La situazione degli infortu­ni sul lavoro nel territorio bre­sciano rappresenta una mas­sa critica di 1.879 incidenti gravi segnalati all'Asl nello scorso anno, cui bisogna aggiungere lo «stillicidio» causa­to dalle malattie professiona­li. In un recente studio Euri­spes sono stati messi a con­fronto i dati relativi ai militari caduti negli ultimi quattro an­ni nella guerra del Golfo e il numero delle persone che, in Italia, hanno perso la vita sull'ambiente di lavoro nel perio­do compreso fra il 2003 e il 2006: 3000 contro 5.252. «Ab­biamo un morto ogni 8.100 addetti ‑ ha osservato Foschi­ni dell'Asl Vallecamonica ‑. E non dimentichiamo che gli in­fortuni costano alla comunità 50 miliardi di euro ogni anno». Gli infortuni protocollati in Lombardia sono stati 51mila nei primi quattro mesi del 2007; 7.800 nella provincia bresciana: il 17% rispetto alla stima regionale (l'elevata per­centuale è dovuta alla maggio­re concentrazione di attività produttive primarie), con un'incidenza superiore di quelli accaduti a lavoratori extracomunitari (25%). «Percentuali che vanno mes­se a raffronto con l'ammonta­re complessivo degli addetti nelle imprese bresciane, che sono all'incirca 300mila ‑ ha segnalato Gallucci dell'Inps ‑, più 130mila lavoratori extracomunitari (di cui 30mila vanno inclusi fra il «nero» e i ricon­giungimenti familiari)».

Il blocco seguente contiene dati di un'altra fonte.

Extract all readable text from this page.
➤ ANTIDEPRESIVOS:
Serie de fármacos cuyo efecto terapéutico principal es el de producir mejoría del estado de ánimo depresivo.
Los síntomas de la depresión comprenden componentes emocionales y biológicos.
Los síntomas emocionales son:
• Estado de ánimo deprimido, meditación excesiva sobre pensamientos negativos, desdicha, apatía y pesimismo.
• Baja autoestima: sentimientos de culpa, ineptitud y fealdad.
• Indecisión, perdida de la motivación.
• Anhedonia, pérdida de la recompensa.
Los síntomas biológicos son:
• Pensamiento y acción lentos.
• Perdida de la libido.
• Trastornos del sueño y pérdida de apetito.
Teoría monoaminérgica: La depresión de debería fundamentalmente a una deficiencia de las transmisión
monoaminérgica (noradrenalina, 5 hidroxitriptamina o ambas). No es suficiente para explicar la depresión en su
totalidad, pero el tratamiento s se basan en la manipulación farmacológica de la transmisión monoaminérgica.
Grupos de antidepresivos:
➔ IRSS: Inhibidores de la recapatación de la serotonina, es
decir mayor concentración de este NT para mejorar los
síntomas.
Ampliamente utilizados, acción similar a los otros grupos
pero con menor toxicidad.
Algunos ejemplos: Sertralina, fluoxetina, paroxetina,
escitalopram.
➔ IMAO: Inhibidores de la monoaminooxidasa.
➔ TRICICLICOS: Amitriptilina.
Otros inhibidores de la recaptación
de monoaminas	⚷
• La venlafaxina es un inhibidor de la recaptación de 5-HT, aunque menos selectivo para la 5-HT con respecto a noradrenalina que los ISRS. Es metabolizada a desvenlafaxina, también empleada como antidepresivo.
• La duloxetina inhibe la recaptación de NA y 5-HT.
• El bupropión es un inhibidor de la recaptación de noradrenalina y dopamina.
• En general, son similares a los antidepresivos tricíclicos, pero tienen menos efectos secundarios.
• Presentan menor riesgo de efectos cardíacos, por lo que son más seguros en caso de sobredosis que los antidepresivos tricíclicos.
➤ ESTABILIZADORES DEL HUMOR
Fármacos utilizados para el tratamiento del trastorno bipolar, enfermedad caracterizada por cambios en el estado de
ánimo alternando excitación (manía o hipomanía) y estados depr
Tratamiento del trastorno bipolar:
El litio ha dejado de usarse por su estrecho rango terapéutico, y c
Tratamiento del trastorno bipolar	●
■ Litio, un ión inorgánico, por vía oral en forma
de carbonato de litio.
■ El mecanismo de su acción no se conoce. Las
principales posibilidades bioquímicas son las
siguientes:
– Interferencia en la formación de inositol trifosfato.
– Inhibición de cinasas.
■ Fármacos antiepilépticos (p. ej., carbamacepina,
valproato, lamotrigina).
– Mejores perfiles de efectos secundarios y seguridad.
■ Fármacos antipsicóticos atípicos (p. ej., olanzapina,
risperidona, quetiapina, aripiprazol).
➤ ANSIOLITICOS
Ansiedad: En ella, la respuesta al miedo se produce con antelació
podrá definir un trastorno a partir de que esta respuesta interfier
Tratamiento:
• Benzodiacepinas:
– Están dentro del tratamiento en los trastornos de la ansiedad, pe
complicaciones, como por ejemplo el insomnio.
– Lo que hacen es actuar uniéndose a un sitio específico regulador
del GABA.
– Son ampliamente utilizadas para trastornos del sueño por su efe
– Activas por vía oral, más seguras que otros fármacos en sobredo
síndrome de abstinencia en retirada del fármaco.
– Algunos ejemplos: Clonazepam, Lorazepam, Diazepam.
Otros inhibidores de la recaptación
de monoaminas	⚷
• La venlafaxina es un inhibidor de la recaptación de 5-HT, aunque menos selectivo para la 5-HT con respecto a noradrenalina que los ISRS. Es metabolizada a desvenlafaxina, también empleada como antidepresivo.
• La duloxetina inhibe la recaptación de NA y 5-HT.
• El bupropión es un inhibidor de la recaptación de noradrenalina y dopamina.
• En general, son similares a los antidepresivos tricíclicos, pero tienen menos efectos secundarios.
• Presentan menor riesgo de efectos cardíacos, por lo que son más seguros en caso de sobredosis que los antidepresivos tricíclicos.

Un quadro sconcertante, cui cercano di far fronte gli ispettori dedicati alle tradizio­nali attività di controllo: 200 in tutto, contando i 50 della Direzione provinciale del lavoro, gli 8 dell'Inail, i 100 dell'Asl, i 30 dell'Inps e la dozzina di operatori dell'Asl Valleca­monica.